Serviços essenciais como bancos, supermercados e mercantis, unidades de saúde, clínicas, laboratórios, restaurantes com serviço delivery continuarão funcionando, respeitando as normas de evitar aglomerações e somente atender pessoas com máscaras. O transporte público também estará circulando, com 30% da frota e respeitando as medidas de distanciamento entre os passageiros e o uso obrigatório de máscaras.

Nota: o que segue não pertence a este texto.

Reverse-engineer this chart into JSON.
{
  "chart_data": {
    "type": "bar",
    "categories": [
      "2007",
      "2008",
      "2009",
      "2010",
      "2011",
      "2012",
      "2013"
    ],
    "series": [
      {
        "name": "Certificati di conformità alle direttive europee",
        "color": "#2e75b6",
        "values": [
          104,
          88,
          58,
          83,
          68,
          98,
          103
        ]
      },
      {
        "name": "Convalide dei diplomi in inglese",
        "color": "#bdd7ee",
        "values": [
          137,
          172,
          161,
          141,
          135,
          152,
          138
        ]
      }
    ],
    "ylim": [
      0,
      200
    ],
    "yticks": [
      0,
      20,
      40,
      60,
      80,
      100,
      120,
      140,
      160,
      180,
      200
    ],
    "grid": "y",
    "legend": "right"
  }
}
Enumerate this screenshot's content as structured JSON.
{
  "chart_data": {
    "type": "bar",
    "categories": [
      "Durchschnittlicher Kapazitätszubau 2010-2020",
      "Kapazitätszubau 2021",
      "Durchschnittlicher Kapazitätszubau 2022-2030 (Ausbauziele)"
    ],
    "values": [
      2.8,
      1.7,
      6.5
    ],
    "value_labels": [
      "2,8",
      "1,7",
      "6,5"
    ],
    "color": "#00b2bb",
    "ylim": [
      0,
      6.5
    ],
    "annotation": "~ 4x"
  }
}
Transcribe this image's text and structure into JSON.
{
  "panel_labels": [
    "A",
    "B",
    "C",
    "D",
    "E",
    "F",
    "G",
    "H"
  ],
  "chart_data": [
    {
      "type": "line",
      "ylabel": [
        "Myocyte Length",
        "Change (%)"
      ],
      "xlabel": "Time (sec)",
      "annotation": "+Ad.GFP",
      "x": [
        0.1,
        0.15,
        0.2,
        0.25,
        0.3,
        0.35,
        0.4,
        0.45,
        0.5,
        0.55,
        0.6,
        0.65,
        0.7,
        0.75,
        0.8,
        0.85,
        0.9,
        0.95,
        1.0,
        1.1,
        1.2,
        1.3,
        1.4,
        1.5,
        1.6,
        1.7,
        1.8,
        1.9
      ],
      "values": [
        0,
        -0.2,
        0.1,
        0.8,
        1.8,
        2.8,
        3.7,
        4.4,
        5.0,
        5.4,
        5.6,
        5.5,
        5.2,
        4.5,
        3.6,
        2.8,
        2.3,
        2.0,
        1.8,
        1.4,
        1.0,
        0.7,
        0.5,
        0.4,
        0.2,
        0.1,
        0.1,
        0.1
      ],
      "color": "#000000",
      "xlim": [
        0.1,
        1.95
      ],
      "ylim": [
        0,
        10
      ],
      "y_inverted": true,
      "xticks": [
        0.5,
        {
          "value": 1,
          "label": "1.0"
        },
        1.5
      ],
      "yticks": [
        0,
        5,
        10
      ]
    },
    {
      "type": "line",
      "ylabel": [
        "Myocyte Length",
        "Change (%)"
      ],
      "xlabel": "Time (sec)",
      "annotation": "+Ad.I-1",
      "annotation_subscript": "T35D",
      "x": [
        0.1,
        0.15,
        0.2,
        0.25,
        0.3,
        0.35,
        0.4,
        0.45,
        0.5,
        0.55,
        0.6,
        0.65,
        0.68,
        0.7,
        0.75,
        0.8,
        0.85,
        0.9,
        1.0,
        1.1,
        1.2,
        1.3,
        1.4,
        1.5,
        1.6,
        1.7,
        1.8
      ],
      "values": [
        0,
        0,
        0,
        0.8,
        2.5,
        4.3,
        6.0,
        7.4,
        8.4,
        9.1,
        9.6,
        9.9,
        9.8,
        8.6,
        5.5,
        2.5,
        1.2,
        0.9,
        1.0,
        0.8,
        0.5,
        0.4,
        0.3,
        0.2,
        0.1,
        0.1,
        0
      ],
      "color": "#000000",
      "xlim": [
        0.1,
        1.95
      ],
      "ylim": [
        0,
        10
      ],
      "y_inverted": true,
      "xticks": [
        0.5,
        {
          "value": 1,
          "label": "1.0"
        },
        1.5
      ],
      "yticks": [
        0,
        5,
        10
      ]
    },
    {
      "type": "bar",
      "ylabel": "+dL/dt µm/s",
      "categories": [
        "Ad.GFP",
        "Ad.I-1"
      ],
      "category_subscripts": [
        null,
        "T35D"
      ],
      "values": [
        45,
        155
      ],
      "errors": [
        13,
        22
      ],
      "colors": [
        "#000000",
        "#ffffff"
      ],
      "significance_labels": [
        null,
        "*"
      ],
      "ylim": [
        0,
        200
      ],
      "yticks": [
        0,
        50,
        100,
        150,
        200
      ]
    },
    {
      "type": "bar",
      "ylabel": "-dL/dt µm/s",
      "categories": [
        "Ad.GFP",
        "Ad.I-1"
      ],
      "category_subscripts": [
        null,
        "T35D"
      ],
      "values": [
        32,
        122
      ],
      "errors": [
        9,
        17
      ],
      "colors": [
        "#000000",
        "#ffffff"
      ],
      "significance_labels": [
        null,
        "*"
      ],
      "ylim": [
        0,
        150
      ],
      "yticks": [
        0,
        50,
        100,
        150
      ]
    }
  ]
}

No artigo 2º do decreto o Estado elenca quais as exceções justificadas para circulação de pessoas: I – para aquisição de gêneros alimentícios, medicamentos, produtos médico-hospitalares, produtos de limpeza e higiene pessoal; II – para o comparecimento, próprio ou de uma pessoa como acompanhante, a consultas ou realização de exames médico-hospitalares, nos casos de problemas de saúde;  III – para realização de operações de saque e depósito de numerário; IV – para a realização de trabalho, nos serviços e atividades consideradas essenciais, nos termos da legislação em vigor; V – para obtenção ou recebimento de qualquer dos auxílios concedidos pelo poder público, seja em espécie ou através de bens de consumo.

O artigo 5º determina o rodízio de veículos através da terminação das placas. Placas com terminação par trafegam em dias pares e com terminação ímpar nos dias impares. O parágrafo único desse mesmo artigo, no entanto, diz que a regra não valerá para os veículos oficiais, que realizam transporte público ou que estejam realizando uma das atividades essenciais elencadas no artigo 2º.

O decreto determina que quem for abordado nas barreiras sanitárias deve apresentar carteira funcional ou outro documento que comprove que a pessoa está indo ou voltando do trabalho e nos demais casos, cupons, receitas ou qualquer documento que compromete o motivo da saída. Sem isso, haverá aplicação de multa. A intenção é que as pessoas somente saiam de caso quando for estritamente necessário.

Transporte público

O Sindicato das Empresas de Transporte de Passageiros do Amapá (Setap) esclareceu que os ônibus continuarão circulando com frota reduzida de 30% durante o período de “lockdown”.

O transporte público, junto com saúde e segurança pública, é um serviço essencial além de ser um dos direitos sociais expressos no artigo 6º da Constituição Federal. Além disso, o artigo 5º do Decreto 1726/2020 em seu parágrafo único traz textualmente: “A restrição prevista no caput deste artigo não se aplica aos veículos oficiais, de transporte público, da imprensa ou que estejam prestando os serviços essenciais autorizados a funcionar pela legislação em vigor”.

Os passageiros devem manter distância entre si e evitar tocar em corrimões e assentos dos veículos. Os trabalhadores rodoviários quando estiverem em trânsito de suas casas às garagens das empresas deverão apresentar seus crachás funcionais sempre que solicitados pelas autoridades nas barreiras sanitárias.